Jim Paramore

Biographical details
- Born: c. 1939

Playing career
- 1957–1960: Baker
- Position: Halfback

Coaching career (HC unless noted)
- 1962–1963: Linn HS (KS)
- 1964–1966: Herington HS (KS)
- 1967–1968: Dodge City
- 1972–1976: Southwestern (KS)
- 1977–1978: Bethel (KS)

Head coaching record
- Overall: 27–36 (college) 4–14–1 (junior college)

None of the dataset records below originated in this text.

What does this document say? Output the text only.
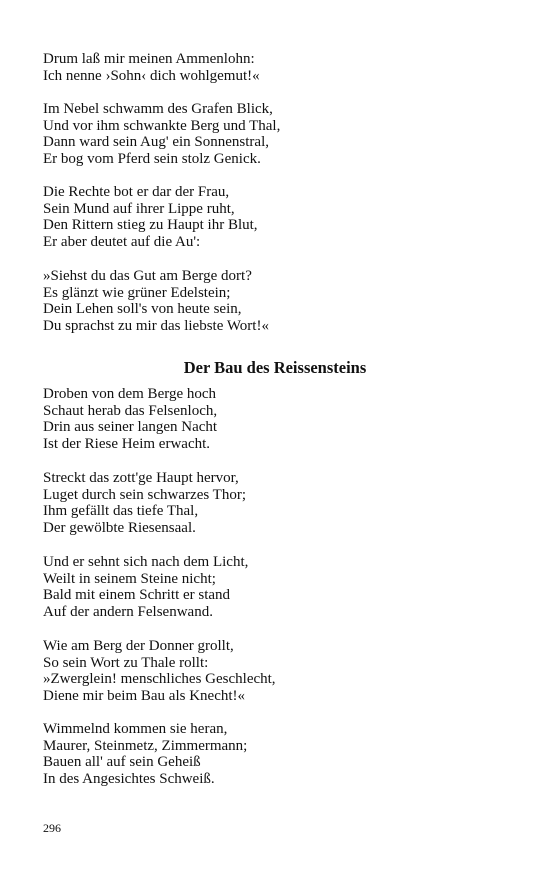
Drum laß mir meinen Ammenlohn:
Ich nenne ›Sohn‹ dich wohlgemut!«
Im Nebel schwamm des Grafen Blick,
Und vor ihm schwankte Berg und Thal,
Dann ward sein Aug' ein Sonnenstral,
Er bog vom Pferd sein stolz Genick.
Die Rechte bot er dar der Frau,
Sein Mund auf ihrer Lippe ruht,
Den Rittern stieg zu Haupt ihr Blut,
Er aber deutet auf die Au':
»Siehst du das Gut am Berge dort?
Es glänzt wie grüner Edelstein;
Dein Lehen soll's von heute sein,
Du sprachst zu mir das liebste Wort!«
Der Bau des Reissensteins
Droben von dem Berge hoch
Schaut herab das Felsenloch,
Drin aus seiner langen Nacht
Ist der Riese Heim erwacht.
Streckt das zott'ge Haupt hervor,
Luget durch sein schwarzes Thor;
Ihm gefällt das tiefe Thal,
Der gewölbte Riesensaal.
Und er sehnt sich nach dem Licht,
Weilt in seinem Steine nicht;
Bald mit einem Schritt er stand
Auf der andern Felsenwand.
Wie am Berg der Donner grollt,
So sein Wort zu Thale rollt:
»Zwerglein! menschliches Geschlecht,
Diene mir beim Bau als Knecht!«
Wimmelnd kommen sie heran,
Maurer, Steinmetz, Zimmermann;
Bauen all' auf sein Geheiß
In des Angesichtes Schweiß.
296
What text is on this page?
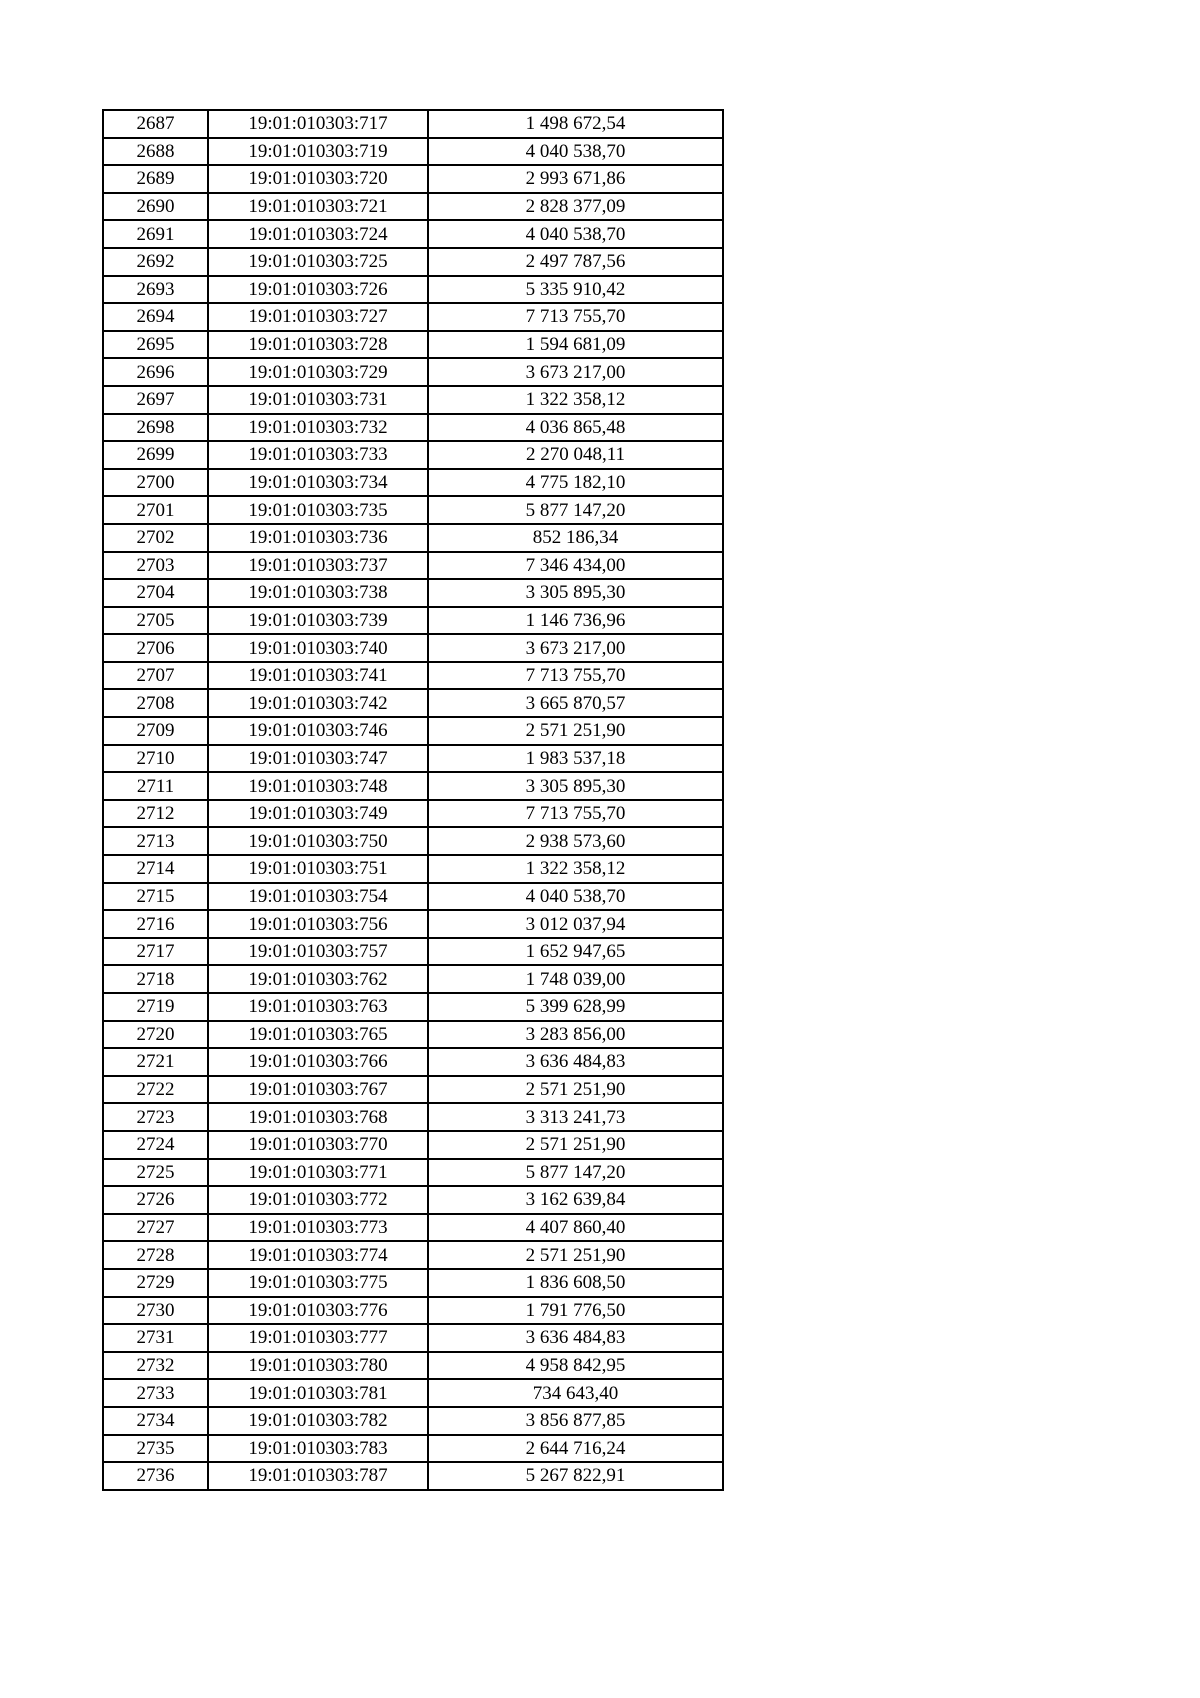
2687	19:01:010303:717	1 498 672,54
2688	19:01:010303:719	4 040 538,70
2689	19:01:010303:720	2 993 671,86
2690	19:01:010303:721	2 828 377,09
2691	19:01:010303:724	4 040 538,70
2692	19:01:010303:725	2 497 787,56
2693	19:01:010303:726	5 335 910,42
2694	19:01:010303:727	7 713 755,70
2695	19:01:010303:728	1 594 681,09
2696	19:01:010303:729	3 673 217,00
2697	19:01:010303:731	1 322 358,12
2698	19:01:010303:732	4 036 865,48
2699	19:01:010303:733	2 270 048,11
2700	19:01:010303:734	4 775 182,10
2701	19:01:010303:735	5 877 147,20
2702	19:01:010303:736	852 186,34
2703	19:01:010303:737	7 346 434,00
2704	19:01:010303:738	3 305 895,30
2705	19:01:010303:739	1 146 736,96
2706	19:01:010303:740	3 673 217,00
2707	19:01:010303:741	7 713 755,70
2708	19:01:010303:742	3 665 870,57
2709	19:01:010303:746	2 571 251,90
2710	19:01:010303:747	1 983 537,18
2711	19:01:010303:748	3 305 895,30
2712	19:01:010303:749	7 713 755,70
2713	19:01:010303:750	2 938 573,60
2714	19:01:010303:751	1 322 358,12
2715	19:01:010303:754	4 040 538,70
2716	19:01:010303:756	3 012 037,94
2717	19:01:010303:757	1 652 947,65
2718	19:01:010303:762	1 748 039,00
2719	19:01:010303:763	5 399 628,99
2720	19:01:010303:765	3 283 856,00
2721	19:01:010303:766	3 636 484,83
2722	19:01:010303:767	2 571 251,90
2723	19:01:010303:768	3 313 241,73
2724	19:01:010303:770	2 571 251,90
2725	19:01:010303:771	5 877 147,20
2726	19:01:010303:772	3 162 639,84
2727	19:01:010303:773	4 407 860,40
2728	19:01:010303:774	2 571 251,90
2729	19:01:010303:775	1 836 608,50
2730	19:01:010303:776	1 791 776,50
2731	19:01:010303:777	3 636 484,83
2732	19:01:010303:780	4 958 842,95
2733	19:01:010303:781	734 643,40
2734	19:01:010303:782	3 856 877,85
2735	19:01:010303:783	2 644 716,24
2736	19:01:010303:787	5 267 822,91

Accomplishments and honors

Awards
- Kansas Coaches and Officials Hall of Fame

= Jim Paramore =

American football player, coach, and official

James Paramore (born c. 1939) is an American former football player, coach, and official. He served as the head football coach at Southwestern College in Winfield, Kansas from 1973 to 1976 and Bethel College in Newton, Kansas from 1977 to 1978, compiling a career college football coaching record of 27–36.

==Playing career==
Paramore played high school football in Topeka, Kansas and later in college at Baker University in Baldwin City, Kansas. While at Baker, he was one of the better players in the nation and was in the running for the Associated Press "Little All-American" status, while securing all-conference honors.

==Coaching career==
===Community college===
Paramore worked his way into coaching through the community college ranks in Kansas. He was head football coach at Dodge City Community College in Dodge City, Kansas for the 1967 and 1968 seasons. At Dodge, his teams posted a losing record of 4–14–1.

===Southwestern===
Paramore was the 20th head football coach at Southwestern College in Winfield, Kansas and held that position five seasons, from 1972 to 1976, compiling a record of 20–25.

===Bethel===
After Southwestern, Paramore became the head football coach at Bethel College in Newton, Kansas for two seasons, from 1977 to 1978. For those two seasons, his teams compiled a record of 7–11.

===High school===
Paramore continued to coach during retirement by assisting his son, Mike, at the high school level at Perry-Lecompton High School in Perry, Kansas.

==Officiating career==
Paramore was inducted into the Kansas Collegiate Officials Association Hall of Fame in 2002.

==Head coaching record==
===College===

| Year | Team | Overall | Conference | Standing | Bowl/playoffs |
Southwestern Moundbuilders (Kansas Collegiate Athletic Conference) (1972–1976)
| 1972 | Southwestern | 4–5 | 4–4 | 5th |  |
| 1973 | Southwestern | 2–7 | 2–6 | T–7th |  |
| 1974 | Southwestern | 5–4 | 5–3 | T–2nd |  |
| 1975 | Southwestern | 6–3 | 5–3 | T–2nd |  |
| 1976 | Southwestern | 3–6 | 3–5 | T–6th |  |
| Southwestern: |  | 20–25 | 19–21 |  |  |  |  |  |
Bethel Threshers (Kansas Collegiate Athletic Conference) (1977–1978)
| 1977 | Bethel | 7–2 | 7–1 | 2nd |  |
| 1978 | Bethel | 0–9 | 0–8 | 9th |  |
| Bethel: |  | 7–11 | 7–9 |  |  |  |  |  |
| Total: |  | 27–36 |  |  |  |  |  |  |  |

===Junior college===

| Year | Team | Overall | Conference | Standing | Bowl/playoffs |
Dodge City Conquistadors (Kansas Jayhawk Junior College Conference) (1967–1968)
| 1967 | Dodge City | 1–8 | 1–7 | 9th |  |
| 1968 | Dodge City | 3–6–1 | 3–4–1 | T–5th |  |
| Dodge City: |  | 4–14–1 | 4–11–1 |  |  |  |  |  |
| Total: |  | 4–14–1 |  |  |  |  |  |  |  |

== Personal life ==
Paramore married Leilani Frey in 1960. They had 2 sons together, Marc and Mike.